The daywatch liaison officer shrieked in surprise when Gunner Twelve-Fifteen burst in on her. The canvas she had been carefully daubing paint onto now had a broad blue slash across it.
She
glared at the apparition in the doorway. “What are you doing here?”
“Begging your pardon, ma’am,” said the trembling soldier. “But Buridan has reactivated.”
For a moment she dithered—the painting was ruined unless she got that paint off it right now—then was struck by the image of the man standing before her. Yes, it really was one of the sentries. His face was pale and his hair looked like he’d stuck it in a fan. She would have sworn that the seat of his leather flight suit was smoking. He was trembling.
“What’s this about, man?” she demanded. “Can’t you see I’m busy?”
“B-Buridan,” he stammered. “The elevator. It’s rising. It may already be here!”

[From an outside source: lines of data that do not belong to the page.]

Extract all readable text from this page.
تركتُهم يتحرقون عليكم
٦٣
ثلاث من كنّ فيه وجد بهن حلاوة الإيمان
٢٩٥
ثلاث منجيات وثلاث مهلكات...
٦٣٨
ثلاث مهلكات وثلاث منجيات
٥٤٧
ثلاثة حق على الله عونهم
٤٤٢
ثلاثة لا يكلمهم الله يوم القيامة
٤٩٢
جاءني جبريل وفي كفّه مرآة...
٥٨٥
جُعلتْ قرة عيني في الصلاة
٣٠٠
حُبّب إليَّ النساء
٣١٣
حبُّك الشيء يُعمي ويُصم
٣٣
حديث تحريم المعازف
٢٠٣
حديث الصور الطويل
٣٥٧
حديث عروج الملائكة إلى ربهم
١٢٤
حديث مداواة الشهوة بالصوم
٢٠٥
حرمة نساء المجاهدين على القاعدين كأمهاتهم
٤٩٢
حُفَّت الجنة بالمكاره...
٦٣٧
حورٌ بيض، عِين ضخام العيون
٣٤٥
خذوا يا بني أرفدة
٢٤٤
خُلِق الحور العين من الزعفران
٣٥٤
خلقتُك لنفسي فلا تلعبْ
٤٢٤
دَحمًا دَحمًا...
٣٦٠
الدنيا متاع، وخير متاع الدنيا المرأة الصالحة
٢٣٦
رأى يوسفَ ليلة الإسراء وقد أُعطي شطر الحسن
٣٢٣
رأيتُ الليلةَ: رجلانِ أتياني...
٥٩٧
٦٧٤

She blinked, then opened the door fully and glanced at the rank of bellpulls ranked in the hallway. The bells were ancient and black with tarnish and clearly none had moved recently. “There was no alarm,” she said accusingly.
“The emergency cord broke,” said the gunner. “I had to eject, ma’am,” he continued. “There was, uh, cloud, I don’t think the other sentries saw the elevator.”
“Do you mean to say that it was cloudy? That you’re not sure you saw an elevator?”
He turned even more pale; but his jaw was set. As the liaison officer wound up to really let loose on him, however, one of the bellpulls moved. She stared at it, forgetting entirely what she had been about to say.
“…Did you just see…?” The cord moved again and the bell jiggled slightly. Then the cord whipped taut suddenly and the bell shattered in a puff of verdigris and dust. In doing so it managed to make only the faintest tinking sound.
She goggled at it. “That—that’s the Buridan elevator!”
“That’s what I was trying to—” But the liaison officer had burst past him and was running for the stairs that led up to the elevator stations.
Elevators couldn’t be fixed to the moving outer rim of a town-wheel; so the gathered strands of cable that rose up from the various estates met in knotlike collections of buildings in freefall. Ropes led from these to the axes of the towns themselves. The officer had to run up a yin-yang staircase to get to the top of the town (the same stairway that the gunner had just run down); as her weight dropped the steps steepened and the rise became more and more vertical. Puffing and nearly weightless, she achieved the top in under a minute. She glanced out one of the blockhouse’s gun slits in time to see an ornate cage pull into the elevator station a hundred yards away.